After months of study and meetings with parent groups, administrators in the North Allegheny School District thought they had found the perfect compromise for a policy to require criminal clearances for volunteers.
They were still going to recommend contracting with the Secure Volunteer program to screen parents who volunteer in the schools, but had backed off of the original idea to have volunteers get cleared every year. The policy administrators had been poised to propose last week required clearances every three years.
With Secure Volunteer, parents could obtain both a Pennsylvania State Police criminal record clearance and a state child abuse clearance from the Department of Public Welfare online for $16.95, less expensive than the $10 each to apply separately.
However, all that is changing because of Act 153, which was signed into law by Gov. Tom Corbett in late October. The law mandates updated clearances for all school employees and volunteers every 36 months.
"Act 153 is treating volunteers from a clearance standpoint the same way they are treating staff members," Robert Scherrer, assistant superintendent, told school board members Nov. 12. "This is going further down the road than we were looking to go."
The law also adds another clearance into the mix. Employees and volunteers who have lived in Pennsylvania fewer than 10 years would have to add a nationwide criminal background check from the FBI, which currently costs $28.75 and requires the applicant to be fingerprinted.

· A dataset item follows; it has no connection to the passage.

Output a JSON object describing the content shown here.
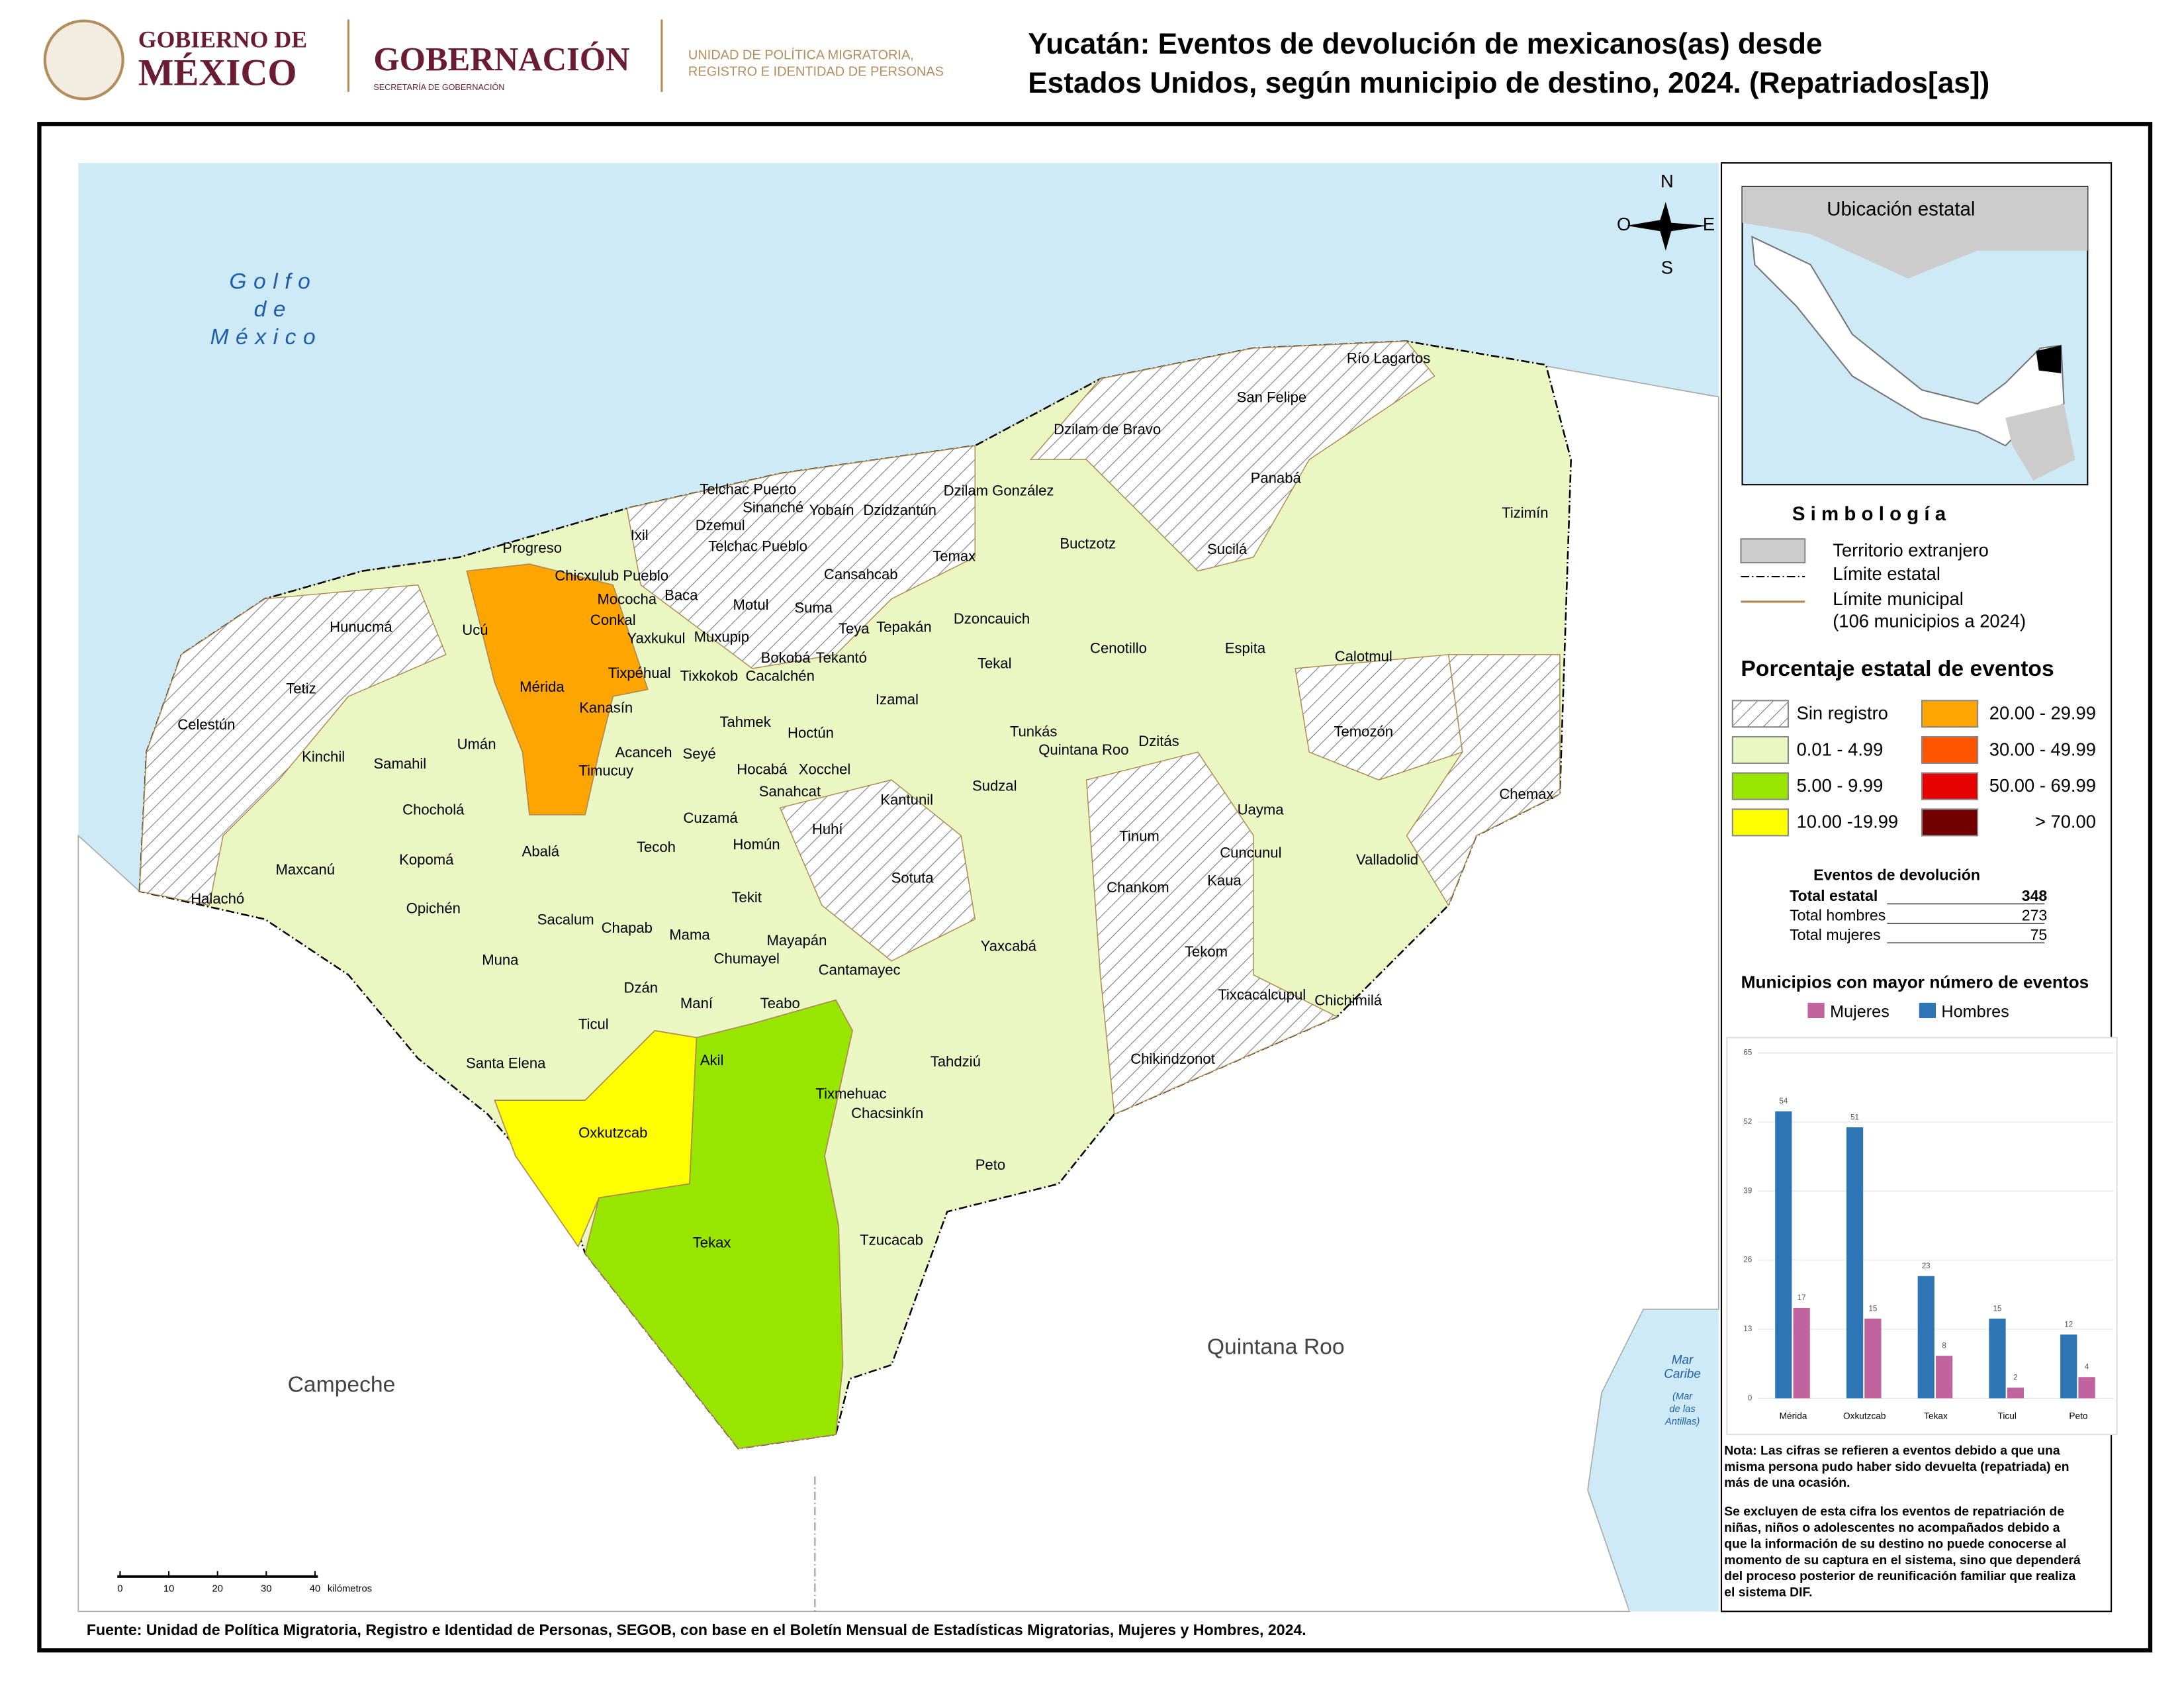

“Act 153 goes beyond the policy and procedures we were developing and creates a significant obstacle in implementing what we were considering,” Mr. Scherrer said.
The law takes effect Dec. 31, and the clearances would be required as of July 1, 2015, said Michael Brungo, district solicitor.
The problem, Mr. Brungo said, is that there are no regulations to go along with the law. The regulations will eventually come from the state Department of Education.
“In other words, everything is as clear as mud,” said board member Maureen Grosheider.
School districts have always had the choice of whether to require clearances for volunteers, or even what types of volunteers. The new law makes no distinction between active volunteers “and those who come in once or twice a year for the Halloween party,” Mr. Brungo said.
“This is going to be incredibly stifling for volunteerism,” said board member Kevin Mahler, adding that some elementary school events that require numerous volunteers, such as field day, may no longer be held.
“We need to start thinking this through. … What are our contingency plans?”
Officials said they would look for guidance from the Pennsylvania School Boards Association.
"This school district has 5,000 parents that volunteer. We are only one of 500 school districts. What is going to happen when all the parents apply at the same time? They are going to bring the system down," said superintendent Ray Gualtieri.
The law is also going to be a logistical nightmare for the school district with regard to teacher clearances, Mr. Gualtieri added. Under the law, the district is required to keep track of when a teacher’s clearance is up for renewal and whether that teacher needs to have the additional FBI check.
“Have they figured out how we are going to determine that? Are they going to have to bring me 10 years of tax records?” he asked.
Board President Chris Jacobs said the new law is “an excellent example of how a one-size-fits-all ... doesn't measure up with local realities. Local control, in almost all instances, is preferable.”